这椿树胡同里还住着高官显贵不成?
秦兴咋舌道:“刚让婆子出门张望过,是对面废宅子里在放烟火,说是他家主子欢喜个女孩儿,特意放给她看。”
舜钰哦了一声,心底挺羡慕的,什么样的女孩儿那般招人疼......倒也便宜了她们这帮围观民众。
待烟花放完,夜已深了,房里悄无声息,舜钰眼儿朦胧,灯花炸了一下,又忽而惊醒,翻来覆去睡不着,只听得院内老树梅枝,被积雪压得噶噶作响,又似刮起了西北风,呼啸着从窗前袭卷过。
舜钰披衣围被坐起,想着在架阁库内,她终于将田家满门抄斩案的卷宗得到手,翻开页页细看谨记,大逆谋反的罪名,内阁票拟、皇帝批红,三司会审笔录、口供等,还有缮写的抄家产清册,她翻了遍,竟独缺指证父亲的官吏名单。

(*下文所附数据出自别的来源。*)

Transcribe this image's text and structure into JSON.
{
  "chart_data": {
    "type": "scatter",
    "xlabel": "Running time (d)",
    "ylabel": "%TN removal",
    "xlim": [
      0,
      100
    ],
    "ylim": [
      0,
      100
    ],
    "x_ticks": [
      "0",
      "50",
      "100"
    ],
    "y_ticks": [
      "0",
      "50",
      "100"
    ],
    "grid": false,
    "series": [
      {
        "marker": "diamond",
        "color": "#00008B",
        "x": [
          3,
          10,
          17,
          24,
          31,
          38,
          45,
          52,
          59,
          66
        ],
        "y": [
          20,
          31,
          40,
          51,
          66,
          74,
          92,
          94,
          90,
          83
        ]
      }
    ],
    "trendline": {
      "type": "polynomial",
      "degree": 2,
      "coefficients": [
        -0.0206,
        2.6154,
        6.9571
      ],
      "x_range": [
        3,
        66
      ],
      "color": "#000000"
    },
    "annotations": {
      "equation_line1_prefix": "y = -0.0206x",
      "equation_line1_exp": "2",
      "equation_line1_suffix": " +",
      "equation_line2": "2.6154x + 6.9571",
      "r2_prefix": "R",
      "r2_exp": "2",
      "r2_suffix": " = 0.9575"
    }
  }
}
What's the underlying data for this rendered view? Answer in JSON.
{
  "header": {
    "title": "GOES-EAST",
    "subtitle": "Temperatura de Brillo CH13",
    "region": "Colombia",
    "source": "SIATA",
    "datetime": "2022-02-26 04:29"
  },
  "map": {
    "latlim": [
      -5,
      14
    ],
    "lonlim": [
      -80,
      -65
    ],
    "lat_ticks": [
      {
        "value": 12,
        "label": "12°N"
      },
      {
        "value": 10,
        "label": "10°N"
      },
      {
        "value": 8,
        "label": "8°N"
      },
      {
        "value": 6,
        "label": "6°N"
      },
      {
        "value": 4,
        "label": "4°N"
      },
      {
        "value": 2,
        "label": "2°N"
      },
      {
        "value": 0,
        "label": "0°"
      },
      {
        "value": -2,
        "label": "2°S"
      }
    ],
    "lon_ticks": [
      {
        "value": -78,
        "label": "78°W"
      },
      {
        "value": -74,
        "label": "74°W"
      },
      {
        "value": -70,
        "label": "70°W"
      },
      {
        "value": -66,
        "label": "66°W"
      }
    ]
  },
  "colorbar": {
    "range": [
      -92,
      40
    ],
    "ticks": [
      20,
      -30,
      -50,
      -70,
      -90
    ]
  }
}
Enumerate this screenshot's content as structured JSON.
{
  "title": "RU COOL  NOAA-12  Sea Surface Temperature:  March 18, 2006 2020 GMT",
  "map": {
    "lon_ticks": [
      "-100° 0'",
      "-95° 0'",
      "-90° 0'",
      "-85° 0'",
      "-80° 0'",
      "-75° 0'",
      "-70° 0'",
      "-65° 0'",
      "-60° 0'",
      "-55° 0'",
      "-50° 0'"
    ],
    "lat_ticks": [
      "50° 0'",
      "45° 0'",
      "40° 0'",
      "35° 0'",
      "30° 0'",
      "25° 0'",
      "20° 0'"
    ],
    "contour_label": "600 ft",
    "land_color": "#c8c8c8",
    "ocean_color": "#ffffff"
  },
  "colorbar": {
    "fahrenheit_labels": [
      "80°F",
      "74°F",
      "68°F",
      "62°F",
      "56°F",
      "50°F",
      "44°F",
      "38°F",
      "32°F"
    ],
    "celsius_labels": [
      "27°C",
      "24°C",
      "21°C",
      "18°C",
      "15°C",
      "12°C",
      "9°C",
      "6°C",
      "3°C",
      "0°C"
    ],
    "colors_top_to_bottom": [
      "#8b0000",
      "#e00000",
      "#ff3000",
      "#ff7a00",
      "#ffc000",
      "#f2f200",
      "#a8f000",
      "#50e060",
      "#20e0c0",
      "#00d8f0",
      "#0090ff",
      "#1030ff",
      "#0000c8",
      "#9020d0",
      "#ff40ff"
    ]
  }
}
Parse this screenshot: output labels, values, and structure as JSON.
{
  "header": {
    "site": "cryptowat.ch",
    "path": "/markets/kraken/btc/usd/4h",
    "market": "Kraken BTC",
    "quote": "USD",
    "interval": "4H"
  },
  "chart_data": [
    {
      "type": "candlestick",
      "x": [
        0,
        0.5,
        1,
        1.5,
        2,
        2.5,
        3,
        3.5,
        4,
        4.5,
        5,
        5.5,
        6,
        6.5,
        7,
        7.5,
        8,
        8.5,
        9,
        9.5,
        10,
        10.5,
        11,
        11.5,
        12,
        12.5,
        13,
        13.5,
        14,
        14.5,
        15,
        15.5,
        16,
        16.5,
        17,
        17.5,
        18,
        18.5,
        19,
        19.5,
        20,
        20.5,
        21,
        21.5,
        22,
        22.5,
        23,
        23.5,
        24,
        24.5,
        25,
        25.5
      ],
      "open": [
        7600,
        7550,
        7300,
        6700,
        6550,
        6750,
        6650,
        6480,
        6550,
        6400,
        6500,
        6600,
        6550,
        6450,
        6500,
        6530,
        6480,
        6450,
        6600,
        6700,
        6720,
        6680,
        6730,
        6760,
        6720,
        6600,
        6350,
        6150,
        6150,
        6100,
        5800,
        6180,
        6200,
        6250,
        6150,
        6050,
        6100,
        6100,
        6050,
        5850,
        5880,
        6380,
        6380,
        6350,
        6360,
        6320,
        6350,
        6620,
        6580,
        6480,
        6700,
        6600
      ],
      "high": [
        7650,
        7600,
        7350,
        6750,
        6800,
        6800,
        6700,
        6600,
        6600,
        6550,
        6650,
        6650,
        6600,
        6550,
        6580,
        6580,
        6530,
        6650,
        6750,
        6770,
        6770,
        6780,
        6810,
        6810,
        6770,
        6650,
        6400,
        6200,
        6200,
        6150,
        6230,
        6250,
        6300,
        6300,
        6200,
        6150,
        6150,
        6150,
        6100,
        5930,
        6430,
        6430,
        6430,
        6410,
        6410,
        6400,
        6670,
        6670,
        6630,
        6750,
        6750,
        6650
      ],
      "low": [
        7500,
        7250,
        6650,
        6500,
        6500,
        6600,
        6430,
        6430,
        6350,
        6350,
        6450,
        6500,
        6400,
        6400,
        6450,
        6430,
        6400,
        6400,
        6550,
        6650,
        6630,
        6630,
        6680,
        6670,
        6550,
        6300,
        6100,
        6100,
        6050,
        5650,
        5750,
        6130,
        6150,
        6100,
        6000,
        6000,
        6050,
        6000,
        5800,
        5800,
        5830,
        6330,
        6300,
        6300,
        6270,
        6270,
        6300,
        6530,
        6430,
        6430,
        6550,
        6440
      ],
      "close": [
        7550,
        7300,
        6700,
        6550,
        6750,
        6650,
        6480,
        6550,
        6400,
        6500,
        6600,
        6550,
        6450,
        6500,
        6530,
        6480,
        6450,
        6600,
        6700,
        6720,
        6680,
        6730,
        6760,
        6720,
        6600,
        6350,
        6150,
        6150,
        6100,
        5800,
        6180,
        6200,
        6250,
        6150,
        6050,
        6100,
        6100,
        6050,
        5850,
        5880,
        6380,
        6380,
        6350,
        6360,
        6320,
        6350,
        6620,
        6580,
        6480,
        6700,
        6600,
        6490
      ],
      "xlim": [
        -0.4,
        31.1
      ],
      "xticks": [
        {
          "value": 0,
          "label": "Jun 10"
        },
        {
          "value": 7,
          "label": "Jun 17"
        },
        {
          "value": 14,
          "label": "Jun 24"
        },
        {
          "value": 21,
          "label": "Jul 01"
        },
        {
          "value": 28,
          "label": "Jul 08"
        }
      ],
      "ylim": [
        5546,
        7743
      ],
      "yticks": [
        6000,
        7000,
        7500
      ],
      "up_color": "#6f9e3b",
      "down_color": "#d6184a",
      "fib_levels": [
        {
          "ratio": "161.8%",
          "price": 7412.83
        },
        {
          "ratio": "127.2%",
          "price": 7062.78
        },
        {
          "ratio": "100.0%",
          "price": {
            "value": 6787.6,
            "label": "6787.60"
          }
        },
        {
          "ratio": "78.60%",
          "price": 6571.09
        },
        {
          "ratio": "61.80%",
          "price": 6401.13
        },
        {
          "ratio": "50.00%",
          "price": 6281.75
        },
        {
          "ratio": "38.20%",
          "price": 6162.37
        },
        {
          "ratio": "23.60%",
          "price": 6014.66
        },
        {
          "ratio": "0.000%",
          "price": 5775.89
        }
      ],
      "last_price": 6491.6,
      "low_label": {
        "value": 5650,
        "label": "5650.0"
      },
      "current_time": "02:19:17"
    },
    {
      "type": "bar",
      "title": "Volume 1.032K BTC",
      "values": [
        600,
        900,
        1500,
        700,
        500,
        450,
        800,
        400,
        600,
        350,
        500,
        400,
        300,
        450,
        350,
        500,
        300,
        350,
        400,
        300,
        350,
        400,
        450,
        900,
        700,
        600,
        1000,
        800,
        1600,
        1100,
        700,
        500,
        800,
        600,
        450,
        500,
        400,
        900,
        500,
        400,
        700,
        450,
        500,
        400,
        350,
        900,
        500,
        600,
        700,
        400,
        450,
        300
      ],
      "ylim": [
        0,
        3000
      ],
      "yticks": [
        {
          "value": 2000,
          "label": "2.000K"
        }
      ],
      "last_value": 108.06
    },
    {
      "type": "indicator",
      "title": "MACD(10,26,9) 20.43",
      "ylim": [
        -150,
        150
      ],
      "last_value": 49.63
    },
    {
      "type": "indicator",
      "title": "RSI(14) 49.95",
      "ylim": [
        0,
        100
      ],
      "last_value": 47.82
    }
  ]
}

她苦思冥想许久,是谁会将名单抽走,突然忆起刑部侍郎张暻,他说漏了嘴,沈二爷是调取过这份卷宗的,他怎会对这陈年旧案产生兴趣,若真是他掩藏起名单,就欲盖弥彰了。
舜钰满面渐起寒霜,去途漫漫且远长,有的是时间掏沈二爷的话儿,若他果然亏损或陷害过田家.........。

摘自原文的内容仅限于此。